Un Costa-Gavras leggero, poco credibile. L’autore de L’Amerikano (1972) si porta dietro da sempre il problema del realismo socialista  inteso come rispecchiamento. Coltivato nel falso scopo dell’obbiettività (dell’obbietivo), il cinema tradisce insofferenza per un’estetica che lo vede subordinato al referente. E lunghe sono state le discussioni teoriche sulla consistenza dello “spercifico” e sull’importanza del cinema nel sistema dei massmedia. Difficile comunque, soprattutto per un regista-autore, prescindere dalla griglia dei generi e degli stili. Qui Costa-Gavras vuole agganciare l’impegno del tema – il mito dell’Occidente/Paradiso per il Sud povero del mondo – ad un tono che contraddica le aspettative di uno  spettatore  avvezzo a  film come Missing o come Cacciatore di teste. Il lato drammatico della vicenda di Elias (Scamarcio)  non esplode, non turba le coscienze “europee”. Il giovane arriva sì con uno dei soliti barconi di disperati (momento breve e intenso di realismo del già visto), ma poi la sua avventura si disperde in una serie semifarsesca di situazioni “casuali”, rese possibili dal contesto straniante e dalla difficoltà di comunicazione – lingue, costumi, falsi scopi.  A più riprese, il film prova a spiccare il volo verso il mondo della “fiaba”, suggerendo un senso metaforico netto e non “pesante”, quasi volesse rendere anche “divertente” il portato tipologico della storia. Intento da non disprezzare. Tuttavia si avverte nelle sequenze una sorta di disagio per l’inverosimiglianza (interna) dello sviluppo.
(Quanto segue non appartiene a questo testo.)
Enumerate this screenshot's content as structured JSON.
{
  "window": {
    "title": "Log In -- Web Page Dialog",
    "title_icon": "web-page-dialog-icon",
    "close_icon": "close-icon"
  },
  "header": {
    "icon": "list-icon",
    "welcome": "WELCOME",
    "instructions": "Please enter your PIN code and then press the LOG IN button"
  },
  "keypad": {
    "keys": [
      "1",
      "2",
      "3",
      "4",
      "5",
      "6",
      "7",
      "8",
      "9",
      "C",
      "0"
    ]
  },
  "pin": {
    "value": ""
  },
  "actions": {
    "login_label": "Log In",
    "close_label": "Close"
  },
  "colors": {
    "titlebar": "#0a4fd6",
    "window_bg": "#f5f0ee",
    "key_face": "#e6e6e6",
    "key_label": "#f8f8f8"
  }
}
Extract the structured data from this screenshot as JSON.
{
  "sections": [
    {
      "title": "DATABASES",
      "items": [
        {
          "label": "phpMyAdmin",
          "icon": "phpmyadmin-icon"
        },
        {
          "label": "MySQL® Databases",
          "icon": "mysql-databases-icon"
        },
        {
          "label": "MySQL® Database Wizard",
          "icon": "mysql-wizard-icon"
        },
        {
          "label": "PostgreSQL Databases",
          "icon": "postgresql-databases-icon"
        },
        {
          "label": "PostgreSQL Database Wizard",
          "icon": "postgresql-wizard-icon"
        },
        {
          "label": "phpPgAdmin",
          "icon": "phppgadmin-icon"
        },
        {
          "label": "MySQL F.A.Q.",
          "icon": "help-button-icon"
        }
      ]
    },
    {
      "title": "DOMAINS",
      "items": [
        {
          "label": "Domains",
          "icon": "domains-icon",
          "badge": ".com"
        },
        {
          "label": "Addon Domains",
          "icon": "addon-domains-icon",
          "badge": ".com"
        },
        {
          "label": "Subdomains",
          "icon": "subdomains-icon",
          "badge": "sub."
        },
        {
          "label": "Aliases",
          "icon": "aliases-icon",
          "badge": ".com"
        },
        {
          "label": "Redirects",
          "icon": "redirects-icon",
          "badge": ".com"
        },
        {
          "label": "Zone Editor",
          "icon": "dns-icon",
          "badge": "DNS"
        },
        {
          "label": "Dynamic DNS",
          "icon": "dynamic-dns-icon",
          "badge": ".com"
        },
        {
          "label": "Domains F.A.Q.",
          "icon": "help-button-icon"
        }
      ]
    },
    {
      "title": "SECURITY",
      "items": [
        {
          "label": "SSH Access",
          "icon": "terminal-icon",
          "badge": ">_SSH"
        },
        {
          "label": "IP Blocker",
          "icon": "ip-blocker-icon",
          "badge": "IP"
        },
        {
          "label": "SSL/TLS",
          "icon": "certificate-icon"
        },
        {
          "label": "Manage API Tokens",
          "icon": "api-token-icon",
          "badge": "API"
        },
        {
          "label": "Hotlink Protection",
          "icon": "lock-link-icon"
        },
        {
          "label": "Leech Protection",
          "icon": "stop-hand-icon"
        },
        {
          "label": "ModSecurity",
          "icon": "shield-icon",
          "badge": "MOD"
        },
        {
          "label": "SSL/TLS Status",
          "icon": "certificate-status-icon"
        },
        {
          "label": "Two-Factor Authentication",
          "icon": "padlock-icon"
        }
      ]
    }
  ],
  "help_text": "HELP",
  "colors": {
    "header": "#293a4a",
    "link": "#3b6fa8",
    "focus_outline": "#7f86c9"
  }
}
E il lavoro affidato agli occhi di Scamarcio si dimostra troppo impegnativo. Il protagonista deve destreggiarsi nella sua corsa ad ostacoli verso Parigi, forzando le diverse situazioni (simboliche) in chiave di “muto”. E Scamarcio non è Keaton né Chaplin. Il film fa simpatia, ma resta sulla carta. Tema importante con leggerezza: non è nelle corde del regista.
 

Live! Ascolti record al primo colpo

Live!
Bill Guttentag, 2007
Eva Mendes, David Krumholtz, Eric Lively, Katie Cassidy, Jeffrey Dean Morgan, Rob Brown, Jay Hernandez, Monet Mazur, Andre Braugher, Missi Pyle, Curtis “50 Cent” Jackson, Paul Michael Glaser.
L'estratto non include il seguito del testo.